Anonymous Anonymous said...

For untreated in watch and wait stage with CLL... this would be such a difficult time to choose if therapy were needed asap. FCR appears to have the best proven outcomes with greater chance of MRD negativity or PFS. Many of us believe these new agents like ibrutinib may offer even better long term outcomes when used in combo therapy (e.g., ABT-199, ibrutinib and obinutuzumab combo?), or at least similar outcomes with much less toxicity, but we are a fair ways off from testing that thesis. Its certainly not proven. I suspect the best course for most untreated right now, would be going on one of the newer agents (ABT-199, ibrutinib, idelalisib) through a trial or in the case of ibrutinib, prescription, in hope that it buys enough time until the novel agent combo therapies are ready for trial.
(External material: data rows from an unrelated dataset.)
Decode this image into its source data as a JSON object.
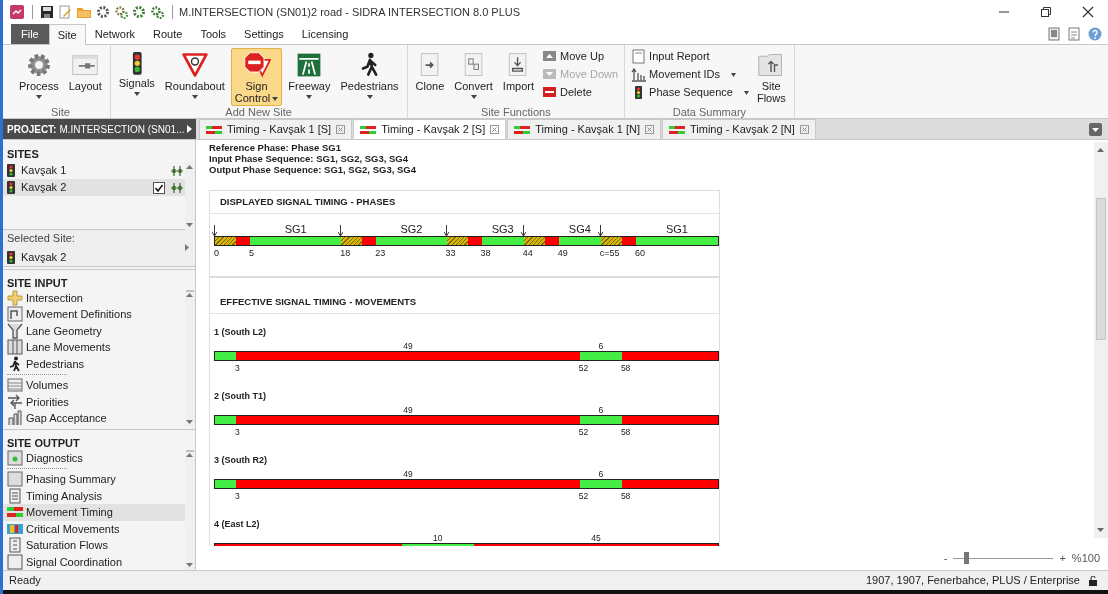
{
  "window": {
    "title": "M.INTERSECTION (SN01)2 road - SIDRA INTERSECTION 8.0 PLUS"
  },
  "ribbon_tabs": [
    {
      "label": "File",
      "kind": "file",
      "selected": false
    },
    {
      "label": "Site",
      "kind": "tab",
      "selected": true
    },
    {
      "label": "Network",
      "kind": "tab",
      "selected": false
    },
    {
      "label": "Route",
      "kind": "tab",
      "selected": false
    },
    {
      "label": "Tools",
      "kind": "tab",
      "selected": false
    },
    {
      "label": "Settings",
      "kind": "tab",
      "selected": false
    },
    {
      "label": "Licensing",
      "kind": "tab",
      "selected": false
    }
  ],
  "ribbon_groups": [
    {
      "label": "Site",
      "items": [
        {
          "kind": "large",
          "label": "Process",
          "dropdown": true,
          "selected": false,
          "disabled": false
        },
        {
          "kind": "large",
          "label": "Layout",
          "dropdown": false,
          "selected": false,
          "disabled": false
        }
      ]
    },
    {
      "label": "Add New Site",
      "items": [
        {
          "kind": "large",
          "label": "Signals",
          "dropdown": true,
          "selected": false,
          "disabled": false
        },
        {
          "kind": "large",
          "label": "Roundabout",
          "dropdown": true,
          "selected": false,
          "disabled": false
        },
        {
          "kind": "large",
          "label": "Sign\nControl",
          "dropdown": true,
          "selected": true,
          "disabled": false
        },
        {
          "kind": "large",
          "label": "Freeway",
          "dropdown": true,
          "selected": false,
          "disabled": false
        },
        {
          "kind": "large",
          "label": "Pedestrians",
          "dropdown": true,
          "selected": false,
          "disabled": false
        }
      ]
    },
    {
      "label": "Site Functions",
      "items": [
        {
          "kind": "large",
          "label": "Clone",
          "dropdown": false,
          "selected": false,
          "disabled": false
        },
        {
          "kind": "large",
          "label": "Convert",
          "dropdown": true,
          "selected": false,
          "disabled": false
        },
        {
          "kind": "large",
          "label": "Import",
          "dropdown": false,
          "selected": false,
          "disabled": false
        },
        {
          "kind": "small",
          "label": "Move Up",
          "dropdown": false,
          "selected": false,
          "disabled": false
        },
        {
          "kind": "small",
          "label": "Move Down",
          "dropdown": false,
          "selected": false,
          "disabled": true
        },
        {
          "kind": "small",
          "label": "Delete",
          "dropdown": false,
          "selected": false,
          "disabled": false
        }
      ]
    },
    {
      "label": "Data Summary",
      "items": [
        {
          "kind": "small",
          "label": "Input Report",
          "dropdown": false,
          "selected": false,
          "disabled": false
        },
        {
          "kind": "small",
          "label": "Movement IDs",
          "dropdown": true,
          "selected": false,
          "disabled": false
        },
        {
          "kind": "small",
          "label": "Phase Sequence",
          "dropdown": true,
          "selected": false,
          "disabled": false
        },
        {
          "kind": "large",
          "label": "Site\nFlows",
          "dropdown": false,
          "selected": false,
          "disabled": false
        }
      ]
    }
  ],
  "project": {
    "label": "PROJECT:",
    "name": "M.INTERSECTION (SN01..."
  },
  "document_tabs": [
    {
      "label": "Timing - Kavşak 1 [S]",
      "selected": false
    },
    {
      "label": "Timing - Kavşak 2 [S]",
      "selected": true
    },
    {
      "label": "Timing - Kavşak 1 [N]",
      "selected": false
    },
    {
      "label": "Timing - Kavşak 2 [N]",
      "selected": false
    }
  ],
  "sites": {
    "title": "SITES",
    "items": [
      {
        "label": "Kavşak 1",
        "checked": false,
        "selected": false
      },
      {
        "label": "Kavşak 2",
        "checked": true,
        "selected": true
      }
    ]
  },
  "selected_site": {
    "title": "Selected Site:",
    "value": "Kavşak 2"
  },
  "site_input": {
    "title": "SITE INPUT",
    "groups": [
      [
        {
          "label": "Intersection",
          "selected": false
        },
        {
          "label": "Movement Definitions",
          "selected": false
        },
        {
          "label": "Lane Geometry",
          "selected": false
        },
        {
          "label": "Lane Movements",
          "selected": false
        },
        {
          "label": "Pedestrians",
          "selected": false
        }
      ],
      [
        {
          "label": "Volumes",
          "selected": false
        },
        {
          "label": "Priorities",
          "selected": false
        },
        {
          "label": "Gap Acceptance",
          "selected": false
        }
      ]
    ]
  },
  "site_output": {
    "title": "SITE OUTPUT",
    "groups": [
      [
        {
          "label": "Diagnostics",
          "selected": false
        }
      ],
      [
        {
          "label": "Phasing Summary",
          "selected": false
        },
        {
          "label": "Timing Analysis",
          "selected": false
        },
        {
          "label": "Movement Timing",
          "selected": true
        },
        {
          "label": "Critical Movements",
          "selected": false
        },
        {
          "label": "Saturation Flows",
          "selected": false
        },
        {
          "label": "Signal Coordination",
          "selected": false
        }
      ]
    ]
  },
  "report": {
    "lines": [
      "Reference Phase: Phase SG1",
      "Input Phase Sequence: SG1, SG2, SG3, SG4",
      "Output Phase Sequence: SG1, SG2, SG3, SG4"
    ],
    "phases_panel": {
      "title": "DISPLAYED SIGNAL TIMING - PHASES",
      "segments": [
        {
          "kind": "intergreen",
          "start_label": "0"
        },
        {
          "kind": "red"
        },
        {
          "kind": "green",
          "start_label": "5",
          "top_label": "SG1"
        },
        {
          "kind": "intergreen",
          "start_label": "18"
        },
        {
          "kind": "red"
        },
        {
          "kind": "green",
          "start_label": "23",
          "top_label": "SG2"
        },
        {
          "kind": "intergreen",
          "start_label": "33"
        },
        {
          "kind": "red"
        },
        {
          "kind": "green",
          "start_label": "38",
          "top_label": "SG3"
        },
        {
          "kind": "intergreen",
          "start_label": "44"
        },
        {
          "kind": "red"
        },
        {
          "kind": "green",
          "start_label": "49",
          "top_label": "SG4"
        },
        {
          "kind": "intergreen",
          "start_label": "c=55"
        },
        {
          "kind": "red"
        },
        {
          "kind": "green",
          "start_label": "60",
          "top_label": "SG1"
        }
      ]
    },
    "movements_panel": {
      "title": "EFFECTIVE SIGNAL TIMING - MOVEMENTS",
      "movements": [
        {
          "name": "1 (South L2)",
          "segments": [
            {
              "kind": "green"
            },
            {
              "kind": "red",
              "start_label": "3",
              "top_label": "49"
            },
            {
              "kind": "green",
              "start_label": "52",
              "top_label": "6"
            },
            {
              "kind": "red",
              "start_label": "58"
            }
          ]
        },
        {
          "name": "2 (South T1)",
          "segments": [
            {
              "kind": "green"
            },
            {
              "kind": "red",
              "start_label": "3",
              "top_label": "49"
            },
            {
              "kind": "green",
              "start_label": "52",
              "top_label": "6"
            },
            {
              "kind": "red",
              "start_label": "58"
            }
          ]
        },
        {
          "name": "3 (South R2)",
          "segments": [
            {
              "kind": "green"
            },
            {
              "kind": "red",
              "start_label": "3",
              "top_label": "49"
            },
            {
              "kind": "green",
              "start_label": "52",
              "top_label": "6"
            },
            {
              "kind": "red",
              "start_label": "58"
            }
          ]
        },
        {
          "name": "4 (East L2)",
          "segments": [
            {
              "kind": "red"
            },
            {
              "kind": "green",
              "top_label": "10"
            },
            {
              "kind": "red",
              "top_label": "45"
            }
          ]
        }
      ]
    }
  },
  "zoom": {
    "minus": "-",
    "plus": "+",
    "value": "%100",
    "level": 0.13
  },
  "status_bar": {
    "left": "Ready",
    "right": "1907, 1907, Fenerbahce, PLUS / Enterprise"
  }
}
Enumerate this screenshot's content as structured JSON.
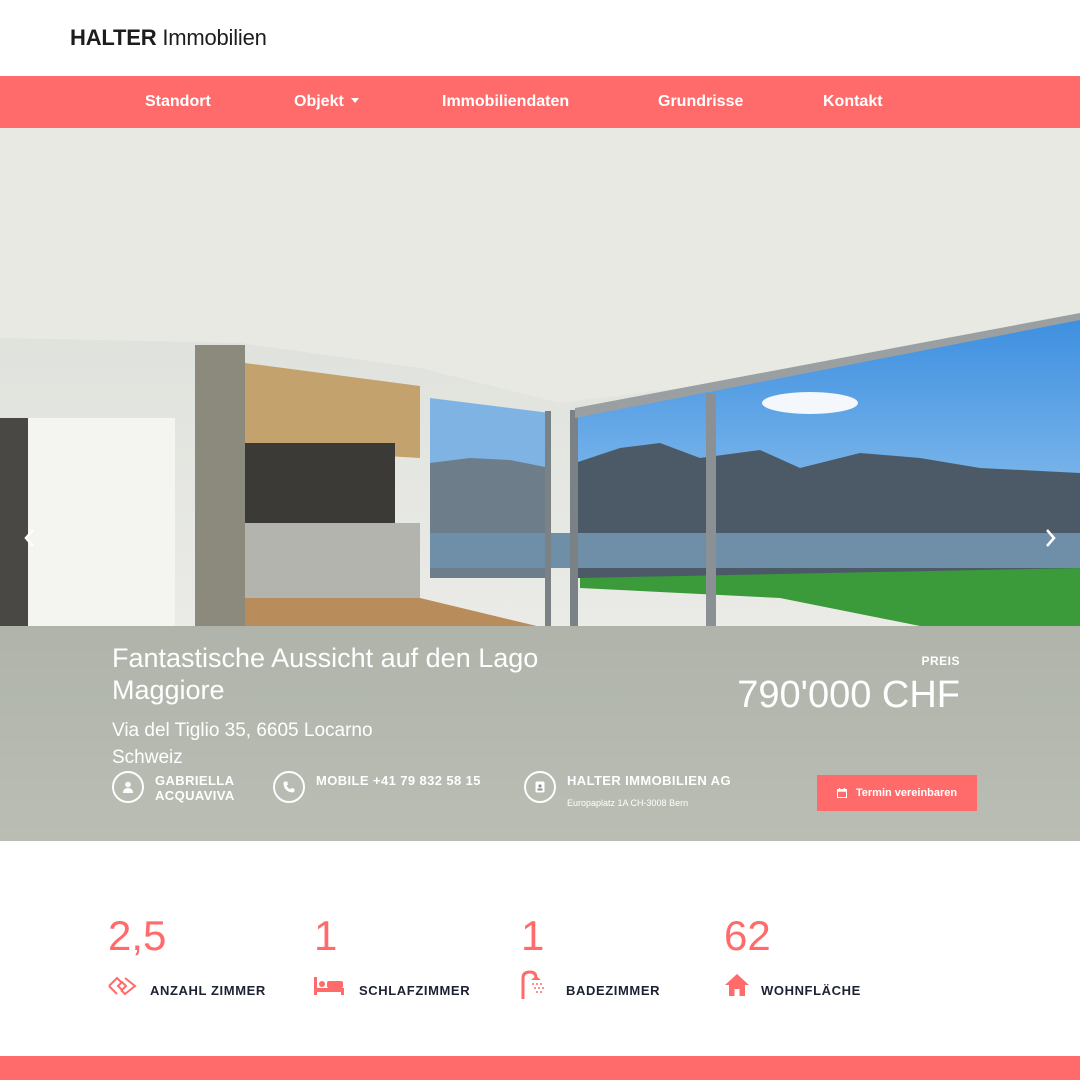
{
  "brand": {
    "bold": "HALTER",
    "light": "Immobilien"
  },
  "nav": {
    "items": [
      {
        "label": "Standort"
      },
      {
        "label": "Objekt"
      },
      {
        "label": "Immobiliendaten"
      },
      {
        "label": "Grundrisse"
      },
      {
        "label": "Kontakt"
      }
    ]
  },
  "hero": {
    "title": "Fantastische Aussicht auf den Lago Maggiore",
    "address_line1": "Via del Tiglio 35, 6605 Locarno",
    "address_line2": "Schweiz",
    "price_label": "PREIS",
    "price": "790'000 CHF",
    "contacts": {
      "person_line1": "GABRIELLA",
      "person_line2": "ACQUAVIVA",
      "phone": "MOBILE +41 79 832 58 15",
      "company": "HALTER IMMOBILIEN AG",
      "company_address": "Europaplatz 1A CH-3008 Bern"
    },
    "cta_label": "Termin vereinbaren"
  },
  "stats": [
    {
      "value": "2,5",
      "label": "ANZAHL ZIMMER",
      "icon": "rooms-icon"
    },
    {
      "value": "1",
      "label": "SCHLAFZIMMER",
      "icon": "bed-icon"
    },
    {
      "value": "1",
      "label": "BADEZIMMER",
      "icon": "shower-icon"
    },
    {
      "value": "62",
      "label": "WOHNFLÄCHE",
      "icon": "home-icon"
    }
  ],
  "colors": {
    "accent": "#ff6b6b",
    "text_dark": "#1d2233"
  }
}
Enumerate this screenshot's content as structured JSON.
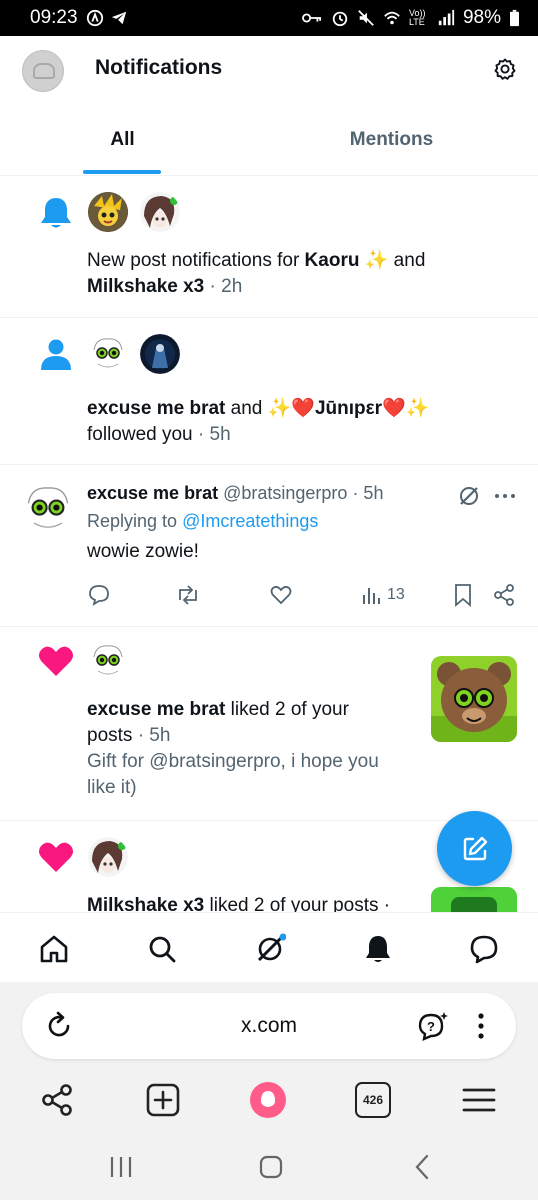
{
  "status_bar": {
    "time": "09:23",
    "battery": "98%",
    "network": "Vo)) LTE"
  },
  "header": {
    "title": "Notifications"
  },
  "tabs": [
    {
      "label": "All",
      "active": true
    },
    {
      "label": "Mentions",
      "active": false
    }
  ],
  "notifications": {
    "post_alert": {
      "text_prefix": "New post notifications for ",
      "name1": "Kaoru",
      "name1_emoji": "✨",
      "connector": " and",
      "name2": "Milkshake x3",
      "time": " · 2h"
    },
    "follow": {
      "name1": "excuse me brat",
      "connector": " and ",
      "name2": "✨❤️Jūnıpεr❤️✨",
      "action": "followed you",
      "time": " · 5h"
    },
    "reply_tweet": {
      "name": "excuse me brat",
      "handle": "@bratsingerpro",
      "time": " · 5h",
      "replying_label": "Replying to ",
      "replying_to": "@Imcreatethings",
      "body": "wowie zowie!",
      "views": "13"
    },
    "like1": {
      "name": "excuse me brat",
      "action_line1": " liked 2 of your",
      "action_line2": "posts",
      "time": " · 5h",
      "snippet_line1": "Gift for @bratsingerpro, i hope you",
      "snippet_line2": "like it)"
    },
    "like2": {
      "name": "Milkshake x3",
      "action": " liked 2 of your posts ·"
    }
  },
  "browser": {
    "url": "x.com",
    "tabs_count": "426"
  },
  "colors": {
    "accent": "#1d9bf0",
    "like": "#f91880",
    "muted": "#536471"
  }
}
But its frustrating... aside from the natural approval process required for single agents, combo therapy trials have issues with multiple drug companies needing to join forces to test their products together... and they don't like to play in each other's sandboxes like that. How can this be accelerated?! Does anybody doubt the possibility that a combo of ABT-199, ibrutinib, and obinutuzumab could very likely be a cure? If the execs of these drug companies had a spouse, child or grandparent with CLL who needed therapy soon, would they be so slow to pursue novel agent combo therapies? Its so close we can touch it, but we need to start testing it NOW!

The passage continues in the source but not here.